Policy may kill the UK scooter market, before it is born
Will companies behind the electric scooter rental phenomenon like Bird, Lime and Spin succeed in London? Some of the obvious determinants…
Will companies behind the electric scooter rental phenomenon like Bird, Lime and Spin succeed in London? Some of the obvious determinants of this are pricing, product, and even British consumer preferences. One of the more overlooked — but fundamental — factors, will be their ability to navigate public policy — the way that the British government and local rule-makers decide to regulate scooters. Currently they are not allowed anywhere apart from on private property, meaning that UK cities are legally off-limits.
When Uber entered London and encountered a regulatory framework run by Transport for London, their problem was one of regulatory ambiguity. They were disrupting a centuries old market in a regulatory context that was not designed for a ride-hailing platform. The subsequent years have seen a torturous process of move and counter-move between Uber and TfL which came to a form of resolution earlier this summer. What value has been lost in the meantime?
For Bird, Lime and co, the problem is not one of ambiguity, but one of clarity. The law must change before they can operate. The Department for Transport must reclassify electric scooters as fit for road or, less likely, pavement (‘sidewalk’) use. This is binary for the market as a whole, but doesn’t tell us much about which of the would-be entrants might succeed.

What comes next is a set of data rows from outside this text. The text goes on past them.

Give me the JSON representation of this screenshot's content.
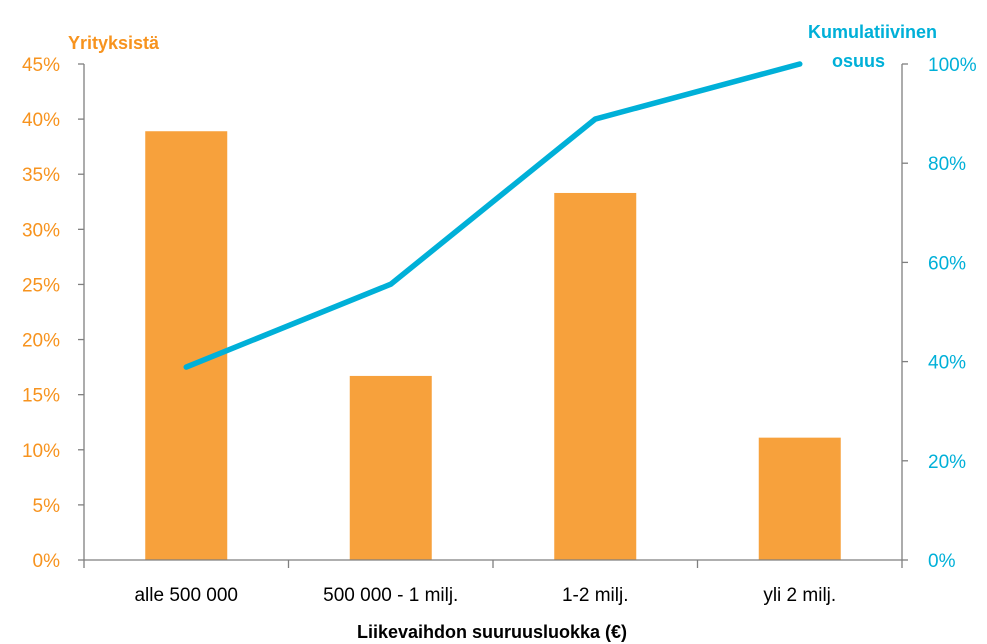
{
  "chart_data": {
    "type": "bar",
    "categories": [
      "alle 500 000",
      "500 000 - 1 milj.",
      "1-2 milj.",
      "yli 2 milj."
    ],
    "series": [
      {
        "type": "bar",
        "axis": "left",
        "color": "#f7a13c",
        "values": [
          38.9,
          16.7,
          33.3,
          11.1
        ]
      },
      {
        "type": "line",
        "axis": "right",
        "color": "#00b0d8",
        "values": [
          38.9,
          55.6,
          88.9,
          100
        ]
      }
    ],
    "ylabel_left": "Yrityksistä",
    "ylabel_right_lines": [
      "Kumulatiivinen",
      "osuus"
    ],
    "xlabel": "Liikevaihdon suuruusluokka (€)",
    "ylim_left": [
      0,
      45
    ],
    "ylim_right": [
      0,
      100
    ],
    "yticks_left": [
      "0%",
      "5%",
      "10%",
      "15%",
      "20%",
      "25%",
      "30%",
      "35%",
      "40%",
      "45%"
    ],
    "yticks_right": [
      "0%",
      "20%",
      "40%",
      "60%",
      "80%",
      "100%"
    ],
    "grid": false,
    "legend": "none",
    "colors": {
      "left_axis_text": "#f7931e",
      "right_axis_text": "#00b0d8",
      "axis_line": "#7f7f7f"
    }
  }
}
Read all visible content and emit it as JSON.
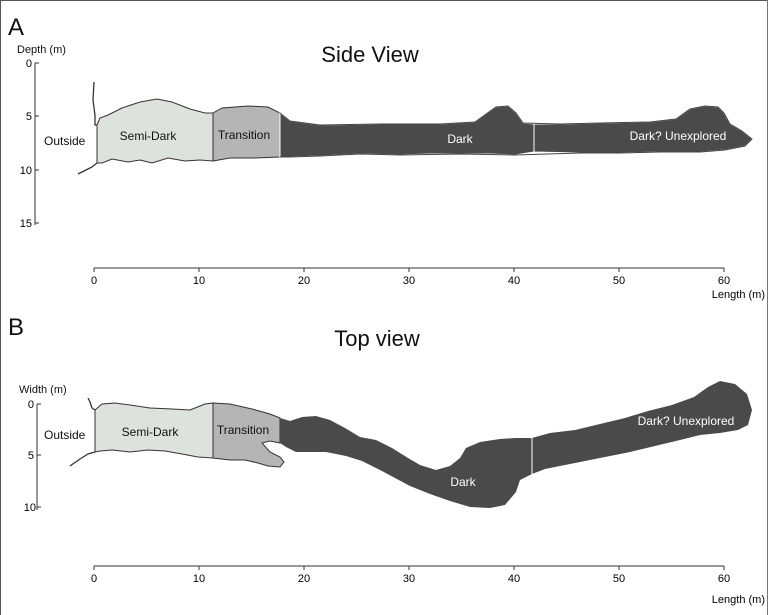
{
  "panel_a": {
    "letter": "A",
    "title": "Side View",
    "y_axis_label": "Depth (m)",
    "y_ticks": [
      "0",
      "5",
      "10",
      "15"
    ],
    "x_ticks": [
      "0",
      "10",
      "20",
      "30",
      "40",
      "50",
      "60"
    ],
    "x_axis_label": "Length (m)",
    "zones": {
      "outside": "Outside",
      "semi_dark": "Semi-Dark",
      "transition": "Transition",
      "dark": "Dark",
      "unexplored": "Dark? Unexplored"
    }
  },
  "panel_b": {
    "letter": "B",
    "title": "Top view",
    "y_axis_label": "Width (m)",
    "y_ticks": [
      "0",
      "5",
      "10"
    ],
    "x_ticks": [
      "0",
      "10",
      "20",
      "30",
      "40",
      "50",
      "60"
    ],
    "x_axis_label": "Length (m)",
    "zones": {
      "outside": "Outside",
      "semi_dark": "Semi-Dark",
      "transition": "Transition",
      "dark": "Dark",
      "unexplored": "Dark? Unexplored"
    }
  },
  "colors": {
    "semi_dark_fill": "#dde2df",
    "transition_fill": "#b5b5b5",
    "dark_fill": "#4a4a4a",
    "outline": "#333333",
    "text_dark": "#111111",
    "text_light": "#ffffff"
  }
}
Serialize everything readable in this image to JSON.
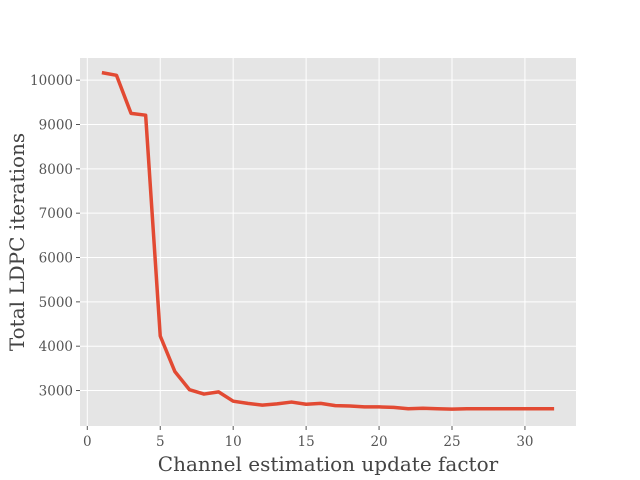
{
  "chart_data": {
    "type": "line",
    "title": "",
    "xlabel": "Channel estimation update factor",
    "ylabel": "Total LDPC iterations",
    "xlim": [
      -0.5,
      33.5
    ],
    "ylim": [
      2200,
      10500
    ],
    "xticks": [
      0,
      5,
      10,
      15,
      20,
      25,
      30
    ],
    "yticks": [
      3000,
      4000,
      5000,
      6000,
      7000,
      8000,
      9000,
      10000
    ],
    "grid": true,
    "colors": {
      "background": "#E5E5E5",
      "grid": "#FFFFFF",
      "line": "#E24A33",
      "tick": "#555555"
    },
    "series": [
      {
        "name": "Total LDPC iterations",
        "x": [
          1,
          2,
          3,
          4,
          5,
          6,
          7,
          8,
          9,
          10,
          11,
          12,
          13,
          14,
          15,
          16,
          17,
          18,
          19,
          20,
          21,
          22,
          23,
          24,
          25,
          26,
          27,
          28,
          29,
          30,
          31,
          32
        ],
        "values": [
          10170,
          10110,
          9250,
          9210,
          4230,
          3430,
          3020,
          2920,
          2970,
          2760,
          2710,
          2670,
          2700,
          2740,
          2690,
          2710,
          2660,
          2650,
          2630,
          2630,
          2620,
          2590,
          2600,
          2590,
          2580,
          2590,
          2590,
          2590,
          2590,
          2590,
          2590,
          2590
        ]
      }
    ]
  }
}
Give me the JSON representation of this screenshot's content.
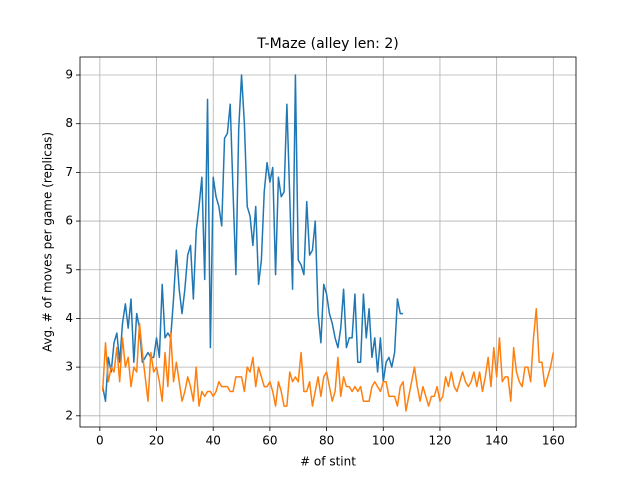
{
  "chart_data": {
    "type": "line",
    "title": "T-Maze (alley len: 2)",
    "x_label": "# of stint",
    "y_label": "Avg. # of moves per game (replicas)",
    "x": [
      1,
      2,
      3,
      4,
      5,
      6,
      7,
      8,
      9,
      10,
      11,
      12,
      13,
      14,
      15,
      16,
      17,
      18,
      19,
      20,
      21,
      22,
      23,
      24,
      25,
      26,
      27,
      28,
      29,
      30,
      31,
      32,
      33,
      34,
      35,
      36,
      37,
      38,
      39,
      40,
      41,
      42,
      43,
      44,
      45,
      46,
      47,
      48,
      49,
      50,
      51,
      52,
      53,
      54,
      55,
      56,
      57,
      58,
      59,
      60,
      61,
      62,
      63,
      64,
      65,
      66,
      67,
      68,
      69,
      70,
      71,
      72,
      73,
      74,
      75,
      76,
      77,
      78,
      79,
      80,
      81,
      82,
      83,
      84,
      85,
      86,
      87,
      88,
      89,
      90,
      91,
      92,
      93,
      94,
      95,
      96,
      97,
      98,
      99,
      100,
      101,
      102,
      103,
      104,
      105,
      106,
      107,
      108,
      109,
      110,
      111,
      112,
      113,
      114,
      115,
      116,
      117,
      118,
      119,
      120,
      121,
      122,
      123,
      124,
      125,
      126,
      127,
      128,
      129,
      130,
      131,
      132,
      133,
      134,
      135,
      136,
      137,
      138,
      139,
      140,
      141,
      142,
      143,
      144,
      145,
      146,
      147,
      148,
      149,
      150,
      151,
      152,
      153,
      154,
      155,
      156,
      157,
      158,
      159,
      160
    ],
    "series": [
      {
        "color": "#1f77b4",
        "values": [
          2.6,
          2.3,
          3.2,
          2.9,
          3.5,
          3.7,
          3.1,
          3.9,
          4.3,
          3.8,
          4.4,
          3.1,
          4.1,
          3.8,
          3.1,
          3.2,
          3.3,
          3.2,
          3.2,
          3.6,
          3.2,
          4.7,
          3.6,
          3.7,
          3.6,
          4.4,
          5.4,
          4.6,
          4.1,
          4.6,
          5.3,
          5.5,
          4.4,
          5.8,
          6.3,
          6.9,
          4.8,
          8.5,
          3.4,
          6.9,
          6.5,
          6.3,
          5.9,
          7.7,
          7.8,
          8.4,
          6.6,
          4.9,
          7.9,
          9.0,
          8.0,
          6.3,
          6.1,
          5.5,
          6.3,
          4.7,
          5.2,
          6.6,
          7.2,
          6.8,
          7.1,
          4.9,
          6.9,
          6.5,
          6.6,
          8.4,
          6.5,
          4.6,
          9.0,
          5.2,
          5.1,
          4.9,
          6.4,
          5.3,
          5.4,
          6.0,
          4.1,
          3.5,
          4.7,
          4.5,
          4.1,
          3.9,
          3.6,
          3.4,
          3.8,
          4.6,
          3.4,
          3.6,
          3.6,
          4.5,
          3.1,
          3.1,
          4.5,
          3.6,
          4.2,
          3.2,
          3.6,
          2.9,
          3.6,
          2.7,
          3.1,
          3.2,
          3.0,
          3.3,
          4.4,
          4.1,
          4.1,
          null,
          null,
          null,
          null,
          null,
          null,
          null,
          null,
          null,
          null,
          null,
          null,
          null,
          null,
          null,
          null,
          null,
          null,
          null,
          null,
          null,
          null,
          null,
          null,
          null,
          null,
          null,
          null,
          null,
          null,
          null,
          null,
          null,
          null,
          null,
          null,
          null,
          null,
          null,
          null,
          null,
          null,
          null,
          null,
          null,
          null,
          null,
          null,
          null,
          null,
          null,
          null,
          null
        ]
      },
      {
        "color": "#ff7f0e",
        "values": [
          2.5,
          3.5,
          2.7,
          3.0,
          2.9,
          3.4,
          2.7,
          3.6,
          3.0,
          3.2,
          2.6,
          3.0,
          2.9,
          3.9,
          3.3,
          2.8,
          2.3,
          3.3,
          2.9,
          3.0,
          2.7,
          2.3,
          3.3,
          2.6,
          3.7,
          2.7,
          3.1,
          2.7,
          2.3,
          2.5,
          2.8,
          2.6,
          2.3,
          3.0,
          2.2,
          2.5,
          2.4,
          2.5,
          2.5,
          2.4,
          2.5,
          2.7,
          2.6,
          2.6,
          2.6,
          2.5,
          2.5,
          2.8,
          2.8,
          2.8,
          2.5,
          3.0,
          2.9,
          3.2,
          2.6,
          3.0,
          2.8,
          2.6,
          2.6,
          2.7,
          2.5,
          2.2,
          2.7,
          2.5,
          2.2,
          2.2,
          2.9,
          2.7,
          2.8,
          2.7,
          3.3,
          2.5,
          2.5,
          2.7,
          2.2,
          2.5,
          2.8,
          2.4,
          2.8,
          2.9,
          2.6,
          2.3,
          2.5,
          3.2,
          2.4,
          2.8,
          2.6,
          2.6,
          2.5,
          2.6,
          2.5,
          2.6,
          2.3,
          2.3,
          2.3,
          2.6,
          2.7,
          2.6,
          2.5,
          2.7,
          2.7,
          2.4,
          2.4,
          2.4,
          2.2,
          2.6,
          2.7,
          2.1,
          2.4,
          2.7,
          3.0,
          2.6,
          2.3,
          2.6,
          2.4,
          2.2,
          2.4,
          2.4,
          2.6,
          2.3,
          2.4,
          2.8,
          2.6,
          2.9,
          2.6,
          2.5,
          2.7,
          2.9,
          2.7,
          2.6,
          2.7,
          2.9,
          2.6,
          2.9,
          2.5,
          2.8,
          3.2,
          2.6,
          3.4,
          2.8,
          3.6,
          2.7,
          2.8,
          2.8,
          2.3,
          3.4,
          2.9,
          2.7,
          2.6,
          3.0,
          3.0,
          2.7,
          3.6,
          4.2,
          3.1,
          3.1,
          2.6,
          2.8,
          3.0,
          3.3
        ]
      }
    ],
    "xlim": [
      -7,
      168
    ],
    "ylim": [
      1.77,
      9.37
    ],
    "xticks": [
      0,
      20,
      40,
      60,
      80,
      100,
      120,
      140,
      160
    ],
    "yticks": [
      2,
      3,
      4,
      5,
      6,
      7,
      8,
      9
    ],
    "grid": true
  }
}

Where regulation will get really interesting is when it collides with different proposed business models. Once the legal framework is changed, individual city authorities like TfL will take a view on how to regulate their use, charging, storage and (possibly) pricing in their specific local contexts. In London, for example, scooters will compete for passengers and space with the cabs, free bike scheme, and TfL’s Oyster network of tubes, busses and boats. The scooter companies will have work to do, either by shaping the policy framework through savvy engagement with regulators, or even adjusting their business model to effectively “localise” their business for the UK. They should be wary of running into the same roadblocks as Mobike, who had 130 bikes confiscated by Wandsworth council, when the council just wasn’t on side with Mobike’s model.
This is where individual companies must succeed in managing regulations, and regulators, with slick skill — something which Uber did not do. Some of the most groundbreaking startups are creating value exactly by being at the leading edge of what is allowed, or creating new markets — before regulation has caught up. It’s not about avoiding pushing the boundaries. It’s about being regulation-friendly where possible, while taking risks where necessary to deliver rocket-ship growth.
For scooters, several well-funded competitors will arrive in London at once. The company that best manages regulation could well gain a huge advantage — getting a license to operate before anyone else, and beginning to build that crucial network effect that could shut out the market for others.
A whole range of questions follow, but one is this: where will Bird, Lime and co go for their advice on how to win this regulatory battle, both at the national level (to open the market) and at the local level (to get licensed, and then scale?). I wrote recently about whether early stage start-ups attempting to disrupt markets where government plays a major role (either as buyer or regulator) should have access to that sort of expertise and experience via one of the VCs on their term sheet. At least in the case of scooters, the answer would seem to be ‘yes’. It’s certainly telling that Bird has had Tusk Ventures — a US policy-focused fund — on their term sheet since series A.